Climbing Worm
Time Limit: 2000/1000 MS (Java/Others) Memory Limit: 65536/32768 K (Java/Others)
Total Submission(s): 10022 Accepted Submission(s): 6603
Problem Description
An inch worm is at the bottom of a well n inches deep. It has enough energy to climb u inches every minute, but then has to rest a minute before climbing again. During the rest, it slips down d inches. The process of climbing and resting then repeats. How long before the worm climbs out of the well? We'll always count a portion of a minute as a whole minute and if the worm just reaches the top of the well at the end of its climbing, we'll assume the worm makes it out.
Input
There will be multiple problem instances. Each line will contain 3 positive integers n, u and d. These give the values mentioned in the paragraph above.

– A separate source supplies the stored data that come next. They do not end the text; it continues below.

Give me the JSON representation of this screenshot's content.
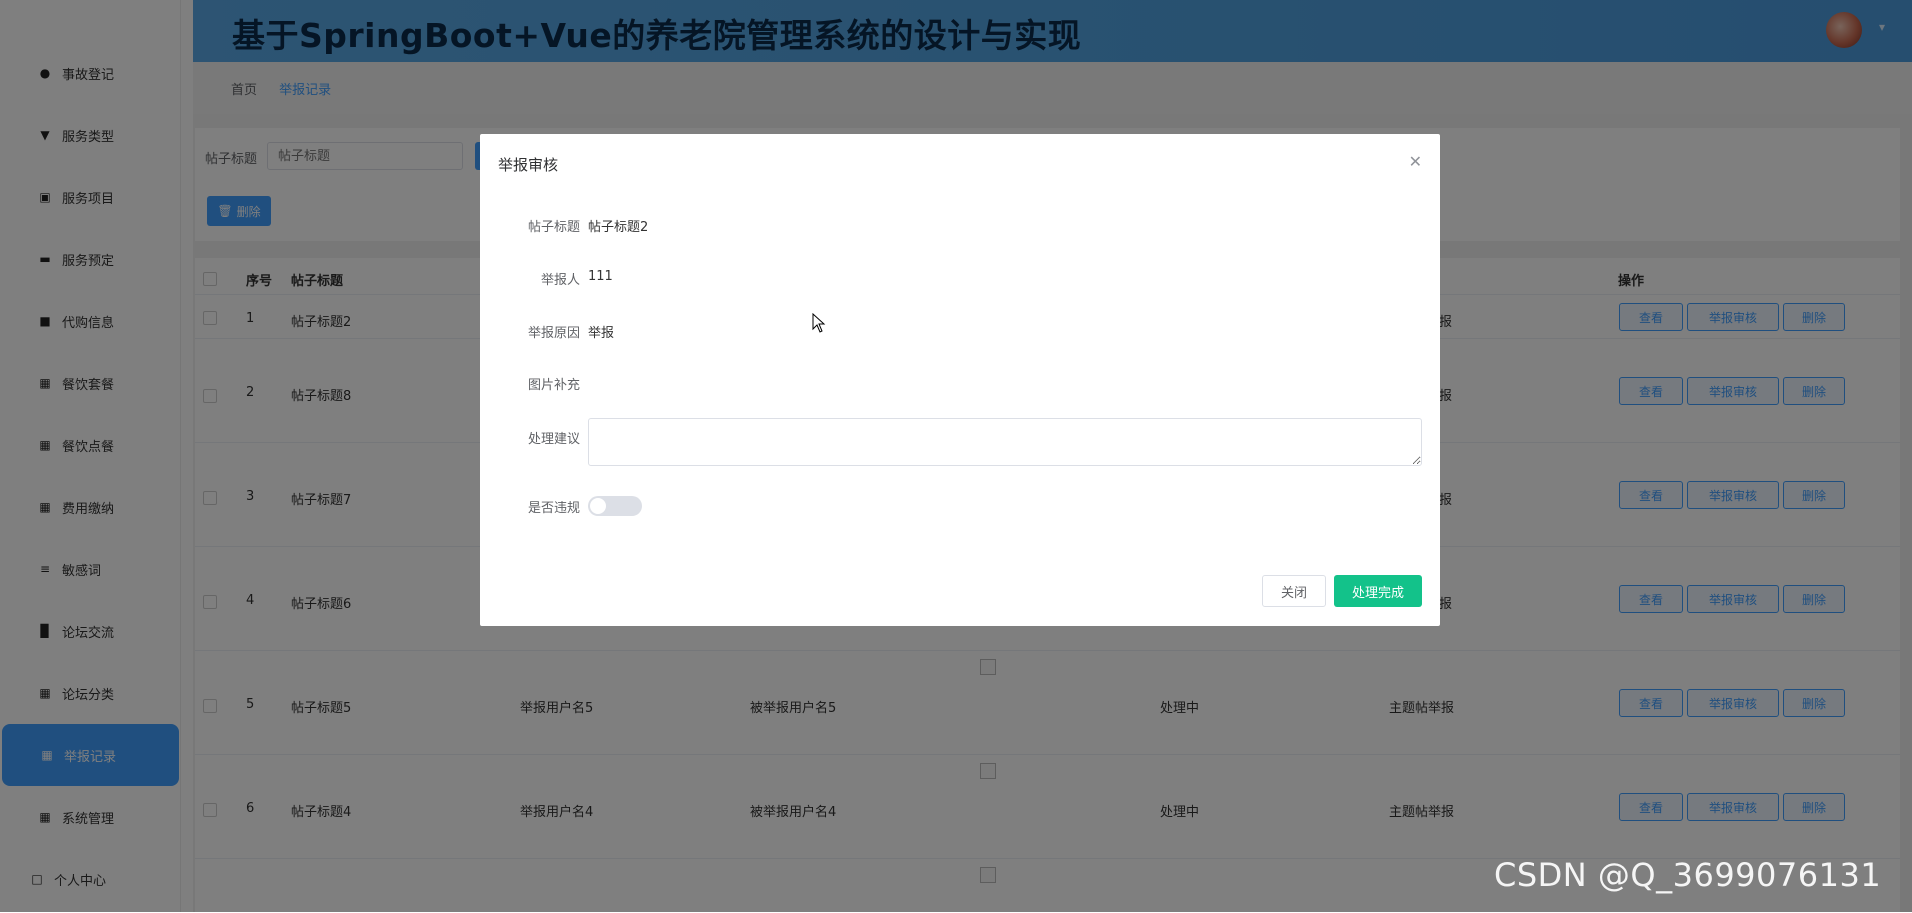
{
  "header": {
    "title": "基于SpringBoot+Vue的养老院管理系统的设计与实现"
  },
  "breadcrumb": {
    "home": "首页",
    "current": "举报记录"
  },
  "sidebar": {
    "items": [
      {
        "label": "事故登记",
        "icon": "user-icon"
      },
      {
        "label": "服务类型",
        "icon": "tag-icon"
      },
      {
        "label": "服务项目",
        "icon": "document-icon"
      },
      {
        "label": "服务预定",
        "icon": "ticket-icon"
      },
      {
        "label": "代购信息",
        "icon": "briefcase-icon"
      },
      {
        "label": "餐饮套餐",
        "icon": "grid-icon"
      },
      {
        "label": "餐饮点餐",
        "icon": "grid-icon"
      },
      {
        "label": "费用缴纳",
        "icon": "grid-icon"
      },
      {
        "label": "敏感词",
        "icon": "sliders-icon"
      },
      {
        "label": "论坛交流",
        "icon": "chart-icon"
      },
      {
        "label": "论坛分类",
        "icon": "grid-icon"
      },
      {
        "label": "举报记录",
        "icon": "grid-icon",
        "active": true
      },
      {
        "label": "系统管理",
        "icon": "grid-icon"
      }
    ],
    "personal": "个人中心"
  },
  "search": {
    "label": "帖子标题",
    "placeholder": "帖子标题"
  },
  "toolbar": {
    "delete_label": "删除"
  },
  "table": {
    "columns": {
      "index": "序号",
      "title": "帖子标题",
      "ops": "操作"
    },
    "rows": [
      {
        "index": "1",
        "title": "帖子标题2",
        "reporter": "",
        "reported": "",
        "status": "",
        "type": "报"
      },
      {
        "index": "2",
        "title": "帖子标题8",
        "reporter": "",
        "reported": "",
        "status": "",
        "type": "报"
      },
      {
        "index": "3",
        "title": "帖子标题7",
        "reporter": "",
        "reported": "",
        "status": "",
        "type": "报"
      },
      {
        "index": "4",
        "title": "帖子标题6",
        "reporter": "",
        "reported": "",
        "status": "",
        "type": "报"
      },
      {
        "index": "5",
        "title": "帖子标题5",
        "reporter": "举报用户名5",
        "reported": "被举报用户名5",
        "status": "处理中",
        "type": "主题帖举报"
      },
      {
        "index": "6",
        "title": "帖子标题4",
        "reporter": "举报用户名4",
        "reported": "被举报用户名4",
        "status": "处理中",
        "type": "主题帖举报"
      }
    ],
    "ops": {
      "view": "查看",
      "review": "举报审核",
      "delete": "删除"
    }
  },
  "dialog": {
    "title": "举报审核",
    "fields": {
      "post_title_label": "帖子标题",
      "post_title_value": "帖子标题2",
      "reporter_label": "举报人",
      "reporter_value": "111",
      "reason_label": "举报原因",
      "reason_value": "举报",
      "image_label": "图片补充",
      "suggestion_label": "处理建议",
      "suggestion_value": "",
      "violation_label": "是否违规",
      "violation_on": false
    },
    "buttons": {
      "close": "关闭",
      "done": "处理完成"
    }
  },
  "watermark": "CSDN @Q_3699076131"
}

Furthermore, you may assume d < u and n < 100. A value of n = 0 indicates end of output.
Output
Each input instance should generate a single integer on a line, indicating the number of minutes it takes for the worm to climb out of the well.
Sample Input
10 2 1
20 3 1
0 0 0
Sample Output
17
19
题目的大概意思:就是井深n米,每分钟向上爬u米;每爬一分钟就休息一分钟,休息的时候向下滑落d米;输出:一共需要多少分钟爬出井外。
#include<stdio.h>
int main()
{
int a,b,c,i,t,k;
while(scanf("%d%d%d",&a,&b,&c)&&(a!=0&&b!=0&&c!=0))
{
i=1;k=b;t=0;
while(1)
{
if(k>=a)
{printf("%d ",i);break;}
k=k-c+b;
i=i+2;//要求的答案是总共所用的时间(向上爬的时间加上休息的时间 ) 所以是 i+2;而不是 i+1;
}
}
return 0;
}